Justus Magin
Justus Magin is a research engineer working at the Laboratoire de l’Oceanographie Physique et Spatiale (LOPS) in Brest, France, where he assists scientists in making computations scalable. He is also an Xarray maintainer and contributes to many projects in the Pangeo ecosystem, most notably to pint-xarray and xdggs.
Sessions
Xarray provides data structures for multi-dimensional labeled arrays and a toolkit for scalable data analysis on large, complex datasets. Many real-world datasets often have hierarchical or heterogeneous structure, and are best organized through groups of related data arrays. Through xarray.DataTree, the xarray data model now supports opening datasets with a hierarchical structure of groups, such as HDF5 files and Zarr stores. This expanded data model is now general enough to manage data across different scientific disciplines, including geosciences and biosciences. This hands-on tutorial focuses on intermediate and advanced workflows using xarray to analyze real-world hierarchical data.

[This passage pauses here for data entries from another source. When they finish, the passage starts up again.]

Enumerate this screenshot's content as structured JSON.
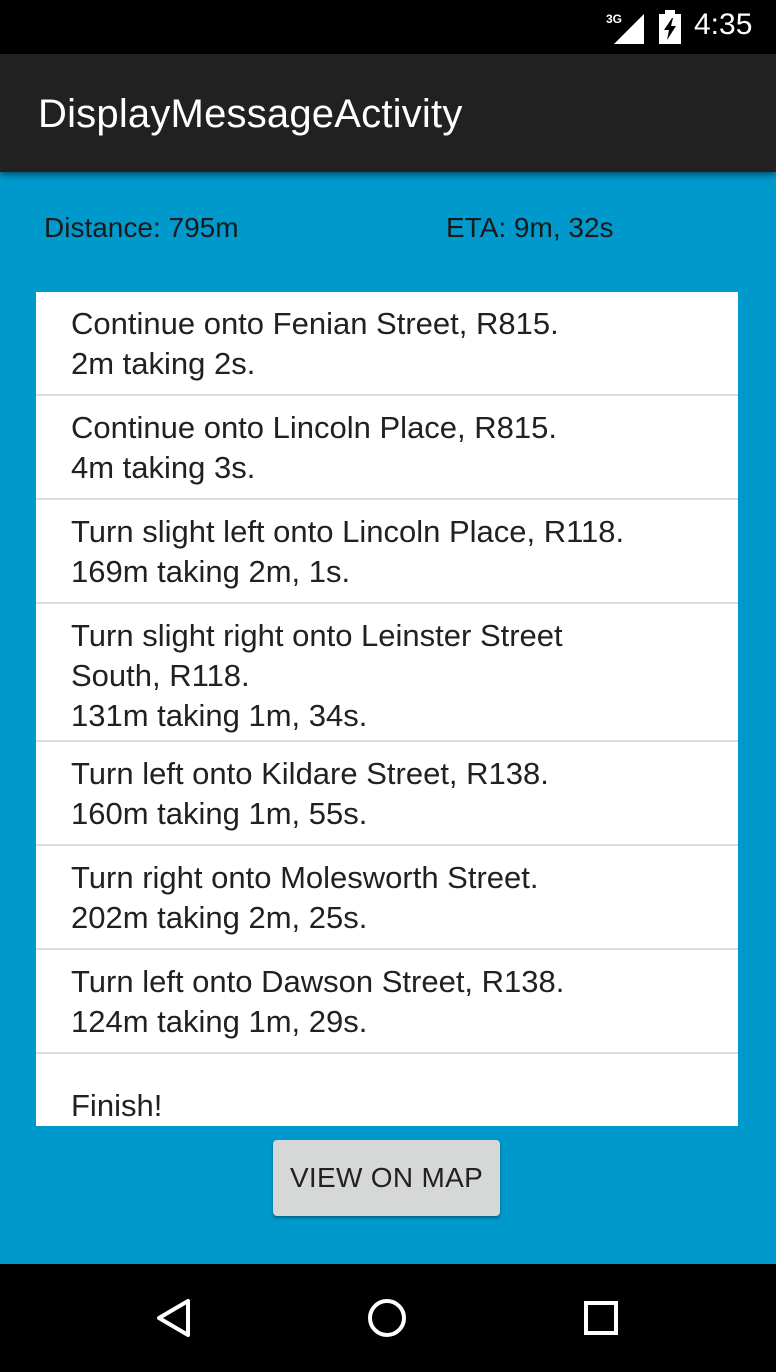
{
  "status_bar": {
    "network_label": "3G",
    "time": "4:35",
    "icons": [
      "signal-icon",
      "battery-charging-icon"
    ]
  },
  "app_bar": {
    "title": "DisplayMessageActivity"
  },
  "summary": {
    "distance": "Distance: 795m",
    "eta": "ETA: 9m, 32s"
  },
  "directions": [
    {
      "text": "Continue onto Fenian Street, R815.\n2m taking 2s."
    },
    {
      "text": "Continue onto Lincoln Place, R815.\n4m taking 3s."
    },
    {
      "text": "Turn slight left onto Lincoln Place, R118.\n169m taking 2m, 1s."
    },
    {
      "text": "Turn slight right onto Leinster Street\nSouth, R118.\n131m taking 1m, 34s."
    },
    {
      "text": "Turn left onto Kildare Street, R138.\n160m taking 1m, 55s."
    },
    {
      "text": "Turn right onto Molesworth Street.\n202m taking 2m, 25s."
    },
    {
      "text": "Turn left onto Dawson Street, R138.\n124m taking 1m, 29s."
    },
    {
      "text": "Finish!"
    }
  ],
  "actions": {
    "view_on_map": "VIEW ON MAP"
  },
  "nav_bar": {
    "icons": [
      "back-icon",
      "home-icon",
      "recents-icon"
    ]
  },
  "colors": {
    "content_background": "#0099cc",
    "app_bar": "#212121",
    "button": "#d6d7d7"
  }
}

Over the past few years, Discrete Global Grid Systems (DGGS) that subdivide the earth into (roughly) equally sized faces have seen a rise in popularity. However, their in-memory representation is different from traditional projection-based data, which is either comprised of evenly shaped rectangular grid (aka raster) or discrete geometries (aka vector), and thus requires specialized tooling. In particular, this includes libraries that can work on the numeric cell ids defined by the specific DGGS.
xdggs
is a library that provides a unified interface for xarray
that allows working with and visualizing a variety of DGGS-indexed data sets.
We illustrate the power and flexibility of a new extension point in Xarray's data model: "custom indexes" that allow Xarray users to neatly handle complex grids, and enables at least one new data model (vector data cubes). We present a whirlwind tour of specific examples to illustrate the power of this feature, and aim to stimulate experimentation during the sprints.